De nos jours, le gouvernement communiste du Vietnam ne tient pas particulièrement à se souvenir de ces pans conflictuels. Il répète à l’infini une histoire nationaliste héroïque, où la célèbre victoire sur l’armée française à Diên Biên Phu est un chaînon glorieux, primordial en termes mémoriels. Mais pour Hanoi, il est hors de question de réclamer la repentance de la France pour la guerre d’Indochine. Les massacres commis par l’armée française à la fin des années 1940 se commémorent au niveau local jusqu’à nos jours, mais le gouvernement actuel ne laisserait jamais ces « My Lai français » mettre en danger ses relations avec la France.

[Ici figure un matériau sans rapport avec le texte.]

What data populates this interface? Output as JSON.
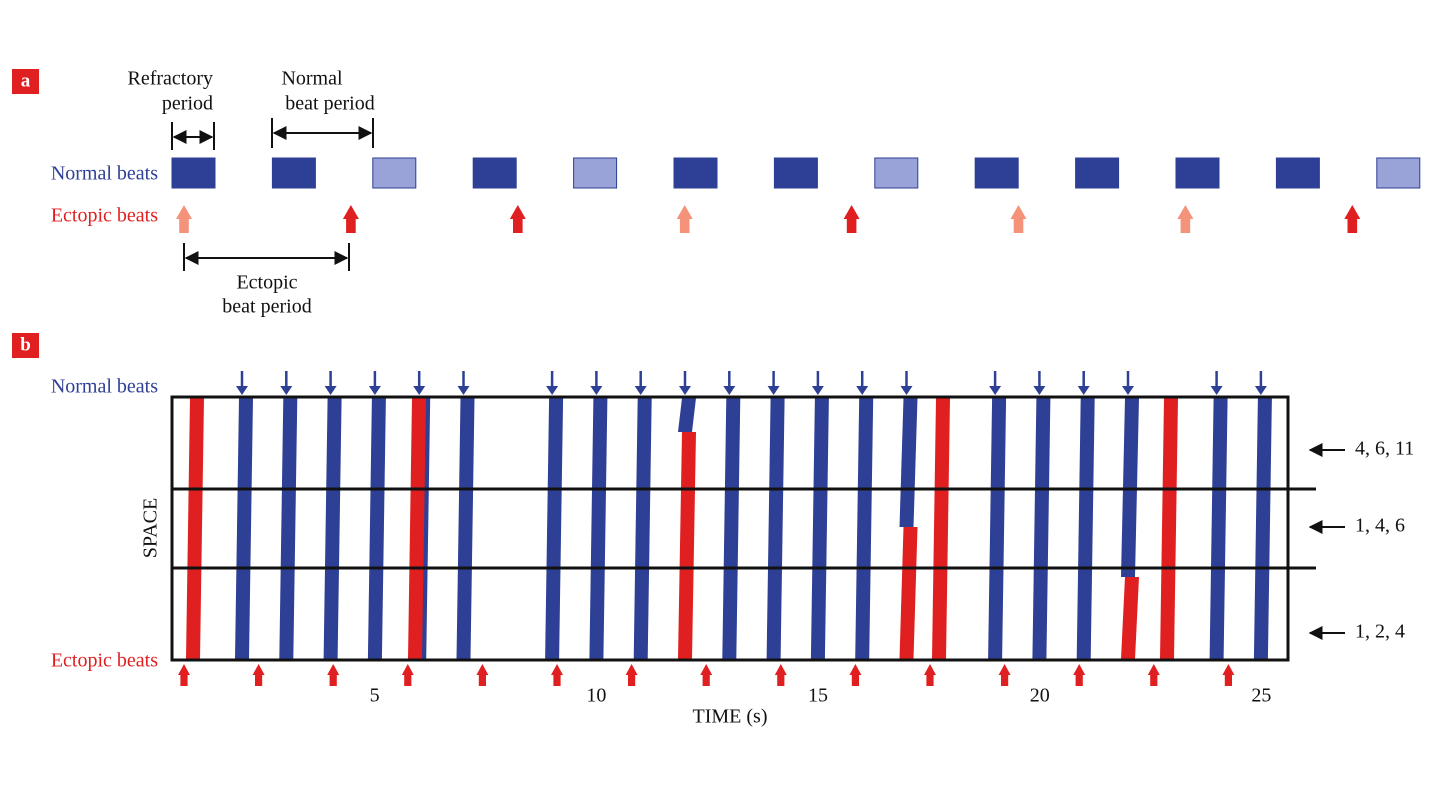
{
  "panel_a": {
    "label": "a",
    "refractory_label": [
      "Refractory",
      "period"
    ],
    "normal_period_label": [
      "Normal",
      "beat period"
    ],
    "normal_beats": "Normal beats",
    "ectopic_beats": "Ectopic beats",
    "ectopic_period_label": [
      "Ectopic",
      "beat period"
    ]
  },
  "panel_b": {
    "label": "b",
    "normal_beats": "Normal beats",
    "ectopic_beats": "Ectopic beats",
    "space_label": "SPACE",
    "time_axis": {
      "label": "TIME (s)",
      "xlim": [
        0.43,
        25.6
      ],
      "xticks": [
        5,
        10,
        15,
        20,
        25
      ]
    },
    "region_labels": [
      "4, 6, 11",
      "1, 4, 6",
      "1, 2, 4"
    ]
  }
}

Sans doute aussi, Hanoi, accolé à une Chine déterminée à jouer un rôle prédominant dans l’Indopacifique, ne souhaite pas mettre en cause ses relations discrètes, mais très importantes, avec les Américains et les Français. Au Moyen-Orient, aucun voisin de l’Algérie n’est une puissance un tant soit peu comparable à la Chine. Les dirigeants algériens ont donc les mains plus libres pour mobiliser différemment la mémoire vis-à-vis de la France.
Le contraste est patent entre la pensée mémorielle à Hanoi et à Alger, quand on songe à la volonté des dirigeants algériens depuis Abdelaziz Bouteflika, le président algérien entre 1999 et 2019, et son successeur, Abdelmadjid Tebboune, de faire le procès de la colonisation à la France. En 2021, le ministre algérien de la Communication a demandé « la reconnaissance officielle, définitive et globale, par la France, de ses crimes […] la repentance et des indemnisations équitables ». Emmanuel Macron, dans sa réplique, a suscité la colère de la classe dirigeante à Alger en déclarant que l’Algérie s’est construite « sur une rente mémorielle » et « une haine de la France ». En signe de protestation, le président algérien rappela son ambassadeur de Paris. Aucun dirigeant communiste à Hanoi n’aurait jamais entamé un tel échange avec le gouvernement français.
France-Vietnam : la réconciliation s’est-elle vraiment déjà faite ?
Au Vietnam comme en France, les dirigeants préfèrent regarder vers l’avenir. Ce fut déjà évident au début de la normalisation des relations franco-vietnamiennes à la fin de la guerre froide. Lorsque le président François Mitterrand effectua une visite officielle au Vietnam en 1993 pour ouvrir un nouveau chapitre diplomatique, il mit surtout l’accent sur l’avenir.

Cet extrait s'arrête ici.